The lead-up to the 2016 presidential election horrified half the country or more, forcing into mainstream discussion whether the republic itself would atrophy as badly as the American dream already had. To illustrate the derangement, filmmaker Eugene Jarecki (Freakonomics, Why We Fight) laid hands on Elvis Presley’s shitbox of a 1963 Rolls Royce, retrofitted it with cameras and drove across the nation as Americans considered whether to send Donald Trump to the White House.
Jarecki slapped Elvis’ life, career and death-on-a-toilet over the nation’s sordid history, visiting living rooms in the King’s birthplace of Tupelo, Mississippi, filling the backseat of the Rolls with a parade of incredible musicians and piping in sad interview clips of Elvis lamenting his loneliness to tell viewers that capitalism will eventually eat itself. David Simon (creator of The Wire and current Twitter exile) complains that Jarecki should’ve used one of Elvis’ made-in-America Cadillacs—the Rolls breaks down several times, notably with alt-country growler Mary Gauthier about to belt out a tune in the back seat.

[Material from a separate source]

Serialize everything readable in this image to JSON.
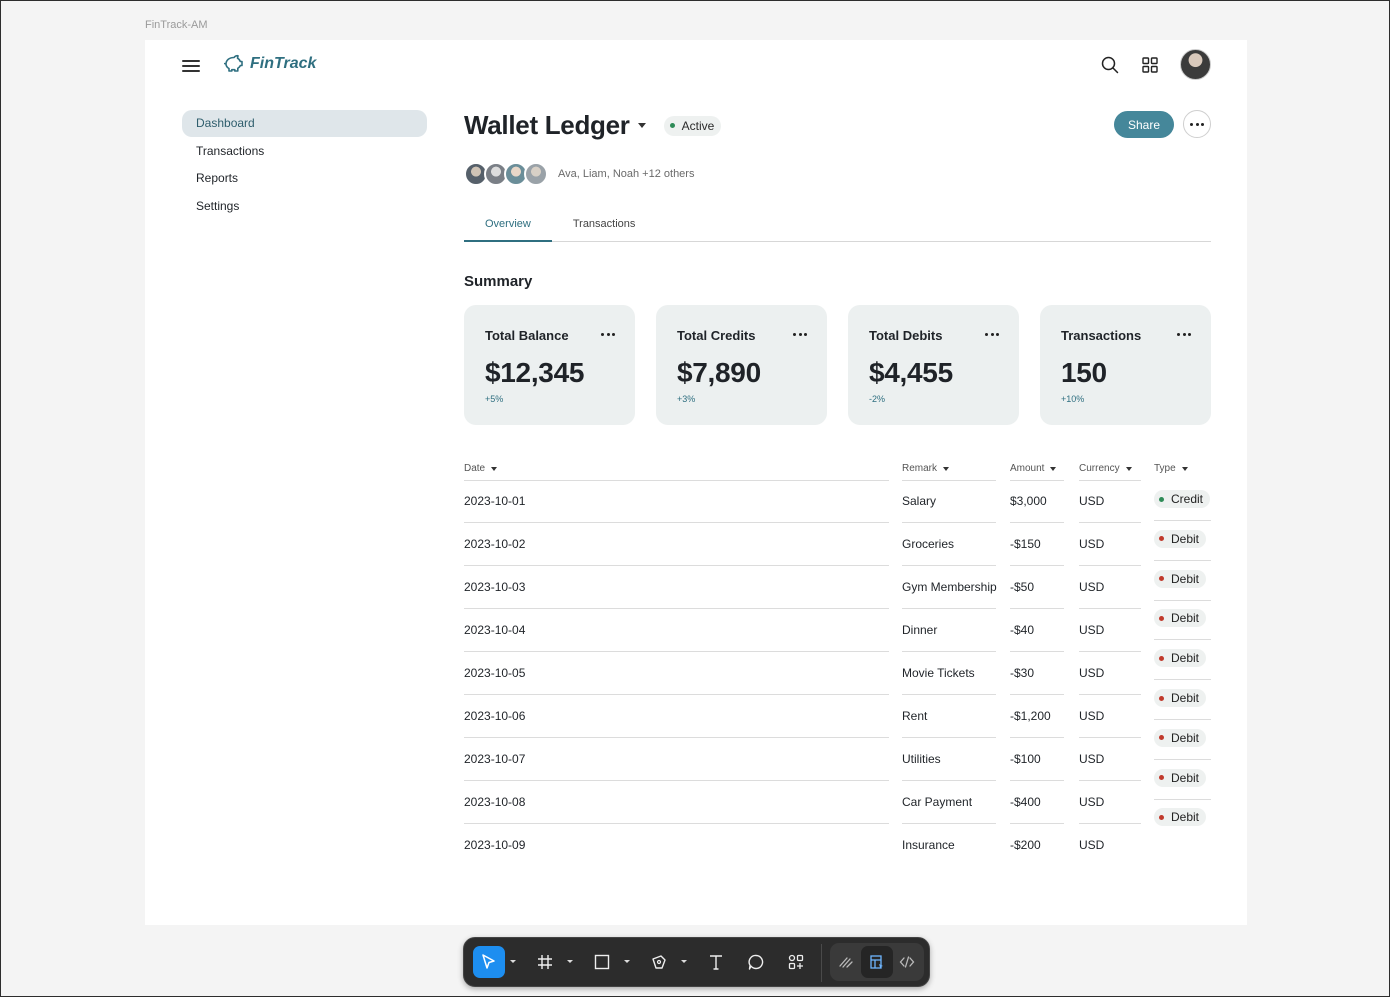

Van Jones (former Obama aide, current CNN host) bigfoots Jarecki, schooling him up on how Elvis was nothing more than cultural appropriation personified; Public Enemy’s Chuck D says fuck all that, “culture is culture,” but stands by the famous lyric from “Fight the Power:” “Elvis was a hero to most, but he never meant shit to me you see, straight-up racist that sucker was.”
The film’s exploration of massive, difficult themes is nakedly ambitious, as was Elvis’ insatiable grab for money, fame and everything that comes with them. Ethan Hawke appears to have made much of the trip with Jarecki, and Hawke tosses a bow around the metaphor by describing Elvis as a perfect symbol for imperial America, whose chief export once was democracy but now is capitalism. It’s probably a reach, and the comparison struggles in spots—though the surprise of it and the interspersal of old footage of everything from the Vietnam war to Elvis’ final performance delighted us.
The nighttime shots make the film luxurious and drippy, and Jarecki has sorted a way to stitch together a million jump cuts without making us dizzy. But this is no happy repackaging of either the Presley or American myths. Still, EmiSunshine wailing away in the back of that Rolls brings just enough feels to even the scales.
7
+An orgy of jump cuts; Chuck D standing by his lyrics
-Elvis-as-metaphor-for-America never quite works
The King
Directed by Jarecki
Center for Contemporary Arts, R, 108 min.